The Walsall Local History Center has been moved to the Central Library in the city center. The old Essex Street base is on the same site as the Abu Bakr School, which is also empty and currently on the market.
It was built in 1904 and was originally the North Walsall Junior and Infants School. The history center opened on the site in 1986.
Planning officers had recommended using part of the £ 70,000 allocated to the authority of the Department of Upgrading, Housing and Communities Local Heritage List Fund to grant status to the site.
Councilor Bird said: “Yes it is a beautiful building. But I find it hard to see what it could be used for other than its previous use which was a school, which now would not pass the mustard with. Ofsted.
“I have interviewed agents who have said they would be willing to see residences here, but of course as soon as you list something it can become a handicap.
“If you look around, listed buildings were set on fire because they were empty. Jabez Cliff was one, the former George Street leather factory, Boak building, continues.
“The nationally listed Aldridge barn has been burned down once or twice and repair costs amounted to £ 56,000 just to get it back to where it was, which had been derelict.
“We have a duty as an authority to prosecute people who do not take care of their listed buildings, we also fall into this area.
“You have all the pain but none of the gains in my opinion. My worry is that when you put it on, someone says ‘oh let’s set this on fire’.
“This was an auction that was supposed to be sold by city council but was pulled at the last minute because someone said it might be worth listing.”
Councilor Suky Samra, a committee member, said: “I think we need to find out where this building is in a residential area.
“We have to look at future uses and if we were to list this locally then it would cause problems for future buyers when they come before the planning committee trying to convert this.
“Yes we got £ 70,000 but I think we’re rushing that.
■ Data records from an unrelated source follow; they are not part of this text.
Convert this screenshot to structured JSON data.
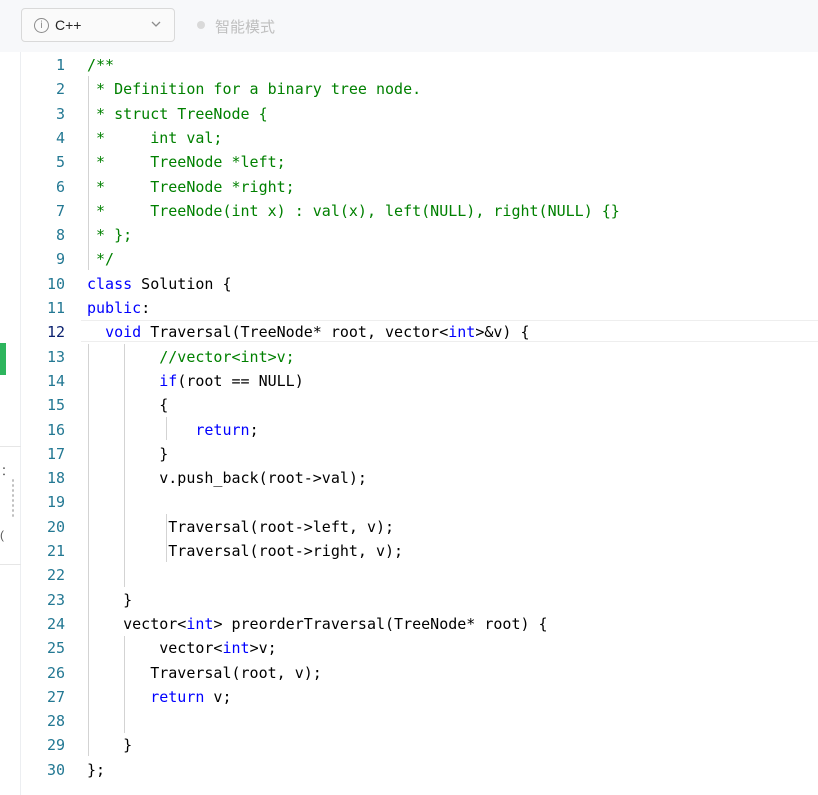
{
  "toolbar": {
    "language": "C++",
    "mode_label": "智能模式"
  },
  "icons": {
    "info": "info-circle-icon",
    "chevron": "chevron-down-icon"
  },
  "colors": {
    "comment": "#008000",
    "keyword": "#0000ff",
    "plain": "#000000",
    "line_number": "#237893",
    "active_line_number": "#0b216f",
    "accent_green": "#2db55d"
  },
  "editor": {
    "active_line": 12,
    "lines": [
      [
        [
          "c",
          "/**"
        ]
      ],
      [
        [
          "c",
          " * Definition for a binary tree node."
        ]
      ],
      [
        [
          "c",
          " * struct TreeNode {"
        ]
      ],
      [
        [
          "c",
          " *     int val;"
        ]
      ],
      [
        [
          "c",
          " *     TreeNode *left;"
        ]
      ],
      [
        [
          "c",
          " *     TreeNode *right;"
        ]
      ],
      [
        [
          "c",
          " *     TreeNode(int x) : val(x), left(NULL), right(NULL) {}"
        ]
      ],
      [
        [
          "c",
          " * };"
        ]
      ],
      [
        [
          "c",
          " */"
        ]
      ],
      [
        [
          "k",
          "class"
        ],
        [
          "p",
          " Solution {"
        ]
      ],
      [
        [
          "k",
          "public"
        ],
        [
          "p",
          ":"
        ]
      ],
      [
        [
          "p",
          "  "
        ],
        [
          "k",
          "void"
        ],
        [
          "p",
          " Traversal(TreeNode* root, vector<"
        ],
        [
          "k",
          "int"
        ],
        [
          "p",
          ">&v) {"
        ]
      ],
      [
        [
          "p",
          "        "
        ],
        [
          "c",
          "//vector<int>v;"
        ]
      ],
      [
        [
          "p",
          "        "
        ],
        [
          "k",
          "if"
        ],
        [
          "p",
          "(root == NULL)"
        ]
      ],
      [
        [
          "p",
          "        {"
        ]
      ],
      [
        [
          "p",
          "            "
        ],
        [
          "k",
          "return"
        ],
        [
          "p",
          ";"
        ]
      ],
      [
        [
          "p",
          "        }"
        ]
      ],
      [
        [
          "p",
          "        v.push_back(root->val);"
        ]
      ],
      [
        [
          "p",
          ""
        ]
      ],
      [
        [
          "p",
          "         Traversal(root->left, v);"
        ]
      ],
      [
        [
          "p",
          "         Traversal(root->right, v);"
        ]
      ],
      [
        [
          "p",
          ""
        ]
      ],
      [
        [
          "p",
          "    }"
        ]
      ],
      [
        [
          "p",
          "    vector<"
        ],
        [
          "k",
          "int"
        ],
        [
          "p",
          "> preorderTraversal(TreeNode* root) {"
        ]
      ],
      [
        [
          "p",
          "        vector<"
        ],
        [
          "k",
          "int"
        ],
        [
          "p",
          ">v;"
        ]
      ],
      [
        [
          "p",
          "       Traversal(root, v);"
        ]
      ],
      [
        [
          "p",
          "       "
        ],
        [
          "k",
          "return"
        ],
        [
          "p",
          " v;"
        ]
      ],
      [
        [
          "p",
          ""
        ]
      ],
      [
        [
          "p",
          "    }"
        ]
      ],
      [
        [
          "p",
          "};"
        ]
      ]
    ]
  },
  "left_strip": {
    "char1": "：",
    "char2": "("
  }
}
We need to think more about what properties we have in this town and what we need locally.
“By listing it locally, this one will totally put off any potential buyers and any future development and it will just become another abandoned building that will be vandalized by fire and we will have to foot the bill.”
And Councilor Khizar Hussain added: “If we stick to it by listing it, it will be difficult for us.
“Many empty buildings in the past that were abandoned in the past for a long time were set on fire and caused great damage.
“I am of the opinion that we should not list it and have more options open in the future for other routes.”